Don Orione molto attinse dagli esempi e gli insegnamenti di Sant’Ignazio.
DON ORIONE: SANT’IGNAZIO È ANCHE PADRE MIO
Ignazio di Loyola fu proclamato santo nel 1622 da papa Gregorio XV e viene ricordato il 31 luglio, suo dies natalis al Cielo nell’anno 1556.
Ignazio era il più piccolo di 13 fratelli e crebbe agiatamente nel Castello di famiglia, appartenente al potente casato dei Loyola. Per un breve periodo prestò servizio come cortigiano e nel 1517, dopo la morte di entrambi i genitori, si arruolò nell’esercito. Nel corso dell’assedio di Pamplona, rimase ferito ad una gamba da una palla di cannone.
Fu così costretto a letto per tre mesi, sotto stretto controllo medico e subendo dolorose operazioni. In questo periodo ebbe modo di avvicinarsi al cristianesimo, grazie alla lettura di numerosi testi religiosi dei quali ne rimase profondamente affascinato, in particolar modo dalla Vita di Cristo e dalla Legenda Aurea: queste letture colpirono talmente nell’intimo il futuro santo che, a guarigione avvenuta (la sua gamba ferita rimarrà comunque più corta dell’altra), decise di convertirsi, ritenendo che la sua vita avrebbe dovuto cambiare drasticamente.
La sofferenza fisica patita da Ignazio, la paura e l’angoscia vissuta in quel periodo, fu cruciale per la sua conversione, in quanto proprio in quella situazione di impotenza, in quella sua “croce”, ebbe modo di incontrare Dio nella sua vita, nella figura di Gesù Cristo, motivo per cui ritenne opportuno da quel momento in poi vivere seguendo l’esempio, oltre che dei santi, di Gesù Cristo, cercando di imitarlo fino ad incarnarlo nella propria esistenza, con i fatti e con il cuore, divenendo vero e proprio strumento dell’azione divina.
Per Ignazio di Loyola, infatti, l’uomo progredisce o regredisce, indistintamente, imitando Gesù Cristo, nel quale l’uomo trova la sua espressione più alta.
All’età di 33 anni, ritenne opportuno, per poter svolgere al meglio l’attività di apostolato, di approfondire le sue conoscenze letterarie e teologiche ad Alcalà e a Salamanca e poi a Parigi, dal 1528 fino al 1534.
Qui conobbe i suoi primi compagni/discepoli (Pietro Favre, Francesco Xavier, Diego Lainez, Alfonso Salmerón, Simão Rodrigues e Nicolás Bobadilla) che assieme a lui, il 15 agosto 1534, presso la Cappella di Montmartre fondarono la Compagnia di Gesù, vero e proprio frutto della conversione di Sant’Ignazio. Nell'ambito della Compagnia di Gesù, ad oggi, si contano 49 Santi di cui 34 martiri e ben 147 Beati di cui 139 martiri e numerosissimi Servi di Dio e Venerabili, tra i quali ricordiamo San Francesco Saverio, che evangelizzò l’India e il Giappone, e Matteo Ricci, uno dei più grandi missionari della Cina.

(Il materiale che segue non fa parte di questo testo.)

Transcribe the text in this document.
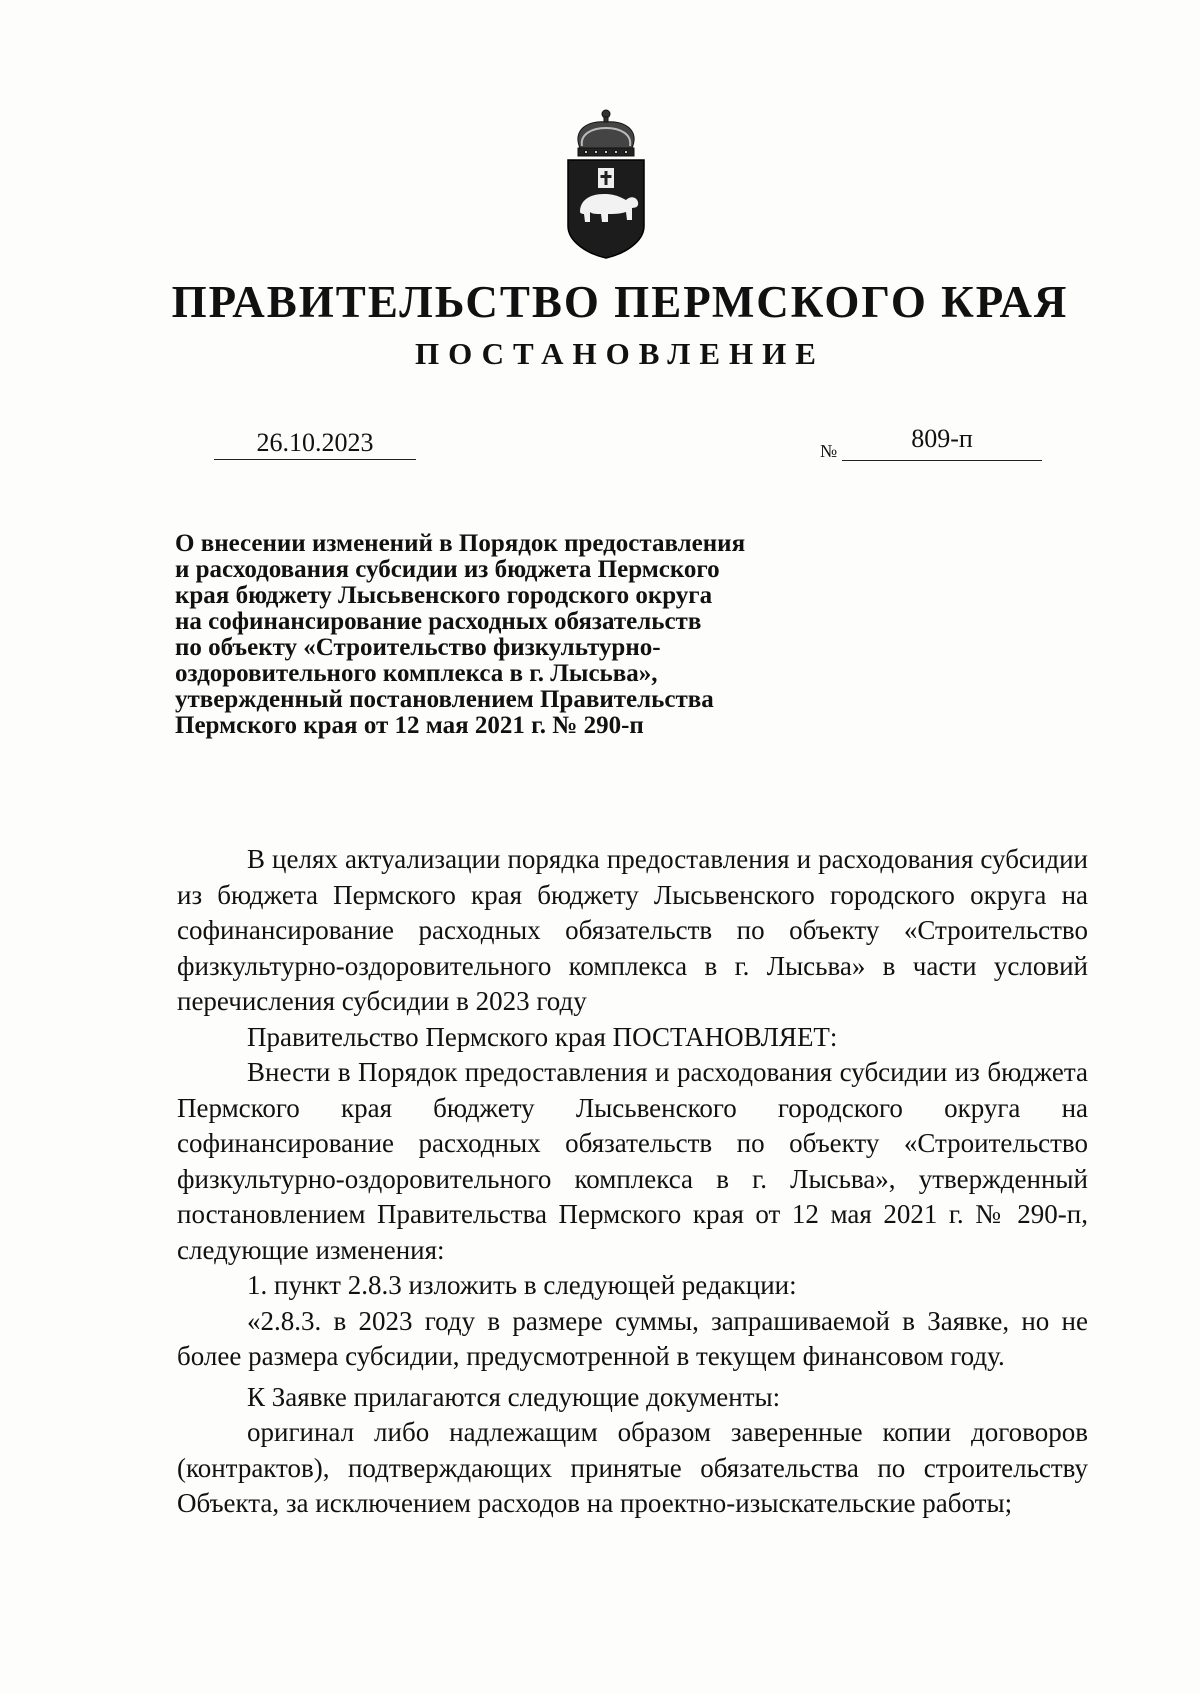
ПРАВИТЕЛЬСТВО ПЕРМСКОГО КРАЯ
ПОСТАНОВЛЕНИЕ
26.10.2023	№	809-п
О внесении изменений в Порядок предоставления
и расходования субсидии из бюджета Пермского
края бюджету Лысьвенского городского округа
на софинансирование расходных обязательств
по объекту «Строительство физкультурно-
оздоровительного комплекса в г. Лысьва»,
утвержденный постановлением Правительства
Пермского края от 12 мая 2021 г. № 290-п

В целях актуализации порядка предоставления и расходования субсидии из бюджета Пермского края бюджету Лысьвенского городского округа на софинансирование расходных обязательств по объекту «Строительство физкультурно-оздоровительного комплекса в г. Лысьва» в части условий перечисления субсидии в 2023 году

Правительство Пермского края ПОСТАНОВЛЯЕТ:

Внести в Порядок предоставления и расходования субсидии из бюджета Пермского края бюджету Лысьвенского городского округа на софинансирование расходных обязательств по объекту «Строительство физкультурно-оздоровительного комплекса в г. Лысьва», утвержденный постановлением Правительства Пермского края от 12 мая 2021 г. № 290-п, следующие изменения:

1. пункт 2.8.3 изложить в следующей редакции:

«2.8.3. в 2023 году в размере суммы, запрашиваемой в Заявке, но не более размера субсидии, предусмотренной в текущем финансовом году.

К Заявке прилагаются следующие документы:

оригинал либо надлежащим образом заверенные копии договоров (контрактов), подтверждающих принятые обязательства по строительству Объекта, за исключением расходов на проектно-изыскательские работы;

Il santo venne inviò i suoi “figli” in tutto il mondo allora conosciuto, compresi i cosiddetti “nuovi paesi” (Africa, America ed Asia), per portare la “buona novella”, fondando scuole, istituti, collegi e seminari; nel 1544, per volere del Papa, Ignazio venne a Roma e vi svolse un’assidua attività di preghiera, celebrando giornalmente l’eucarestia e coordinando tutte le attività della Compagnia.
Don Orione ammirò molto Sant’Ignazio e i Gesuiti, la loro spiritualità e il loro apostolato. “S. Ignazio è anche padre mio”, scrisse il 1° agosto 1905. Nel 1920, confidò: “Dovendomi scegliere un Santo a protettore mio e dell’Istituto, ho scelto Sant’Ignazio”; in altra occasione precisò che fu “mio speciale protettore fin dagli anni che ero in Seminario”.
Particolare punto di incontro con la spiritualità ignaziana si ha nel IV voto che non Orione volle non solo di “obbedienza al Papa”, come i Gesuiti, ma di “speciale fedeltà al Papa”, indicando un totale coinvolgimento di cuore, mente e attività nell’amore al Papa.
Sono molti gli esempi e gli insegnamenti di Sant’Ignazio che Don Orione richiamava. Il 19 febbraio 1940, a meno di un mese dalla sua morte, Don Orione ricordava: “Sant’Ignazio di Lojola si spogliò degli abiti fastosi – era spagnolo – e si vestì degli abiti di un mendicante; e nella Regola dice: ‘La povertà deve essere il saldo muro di difesa dello spirito della Compagnia di Gesù”.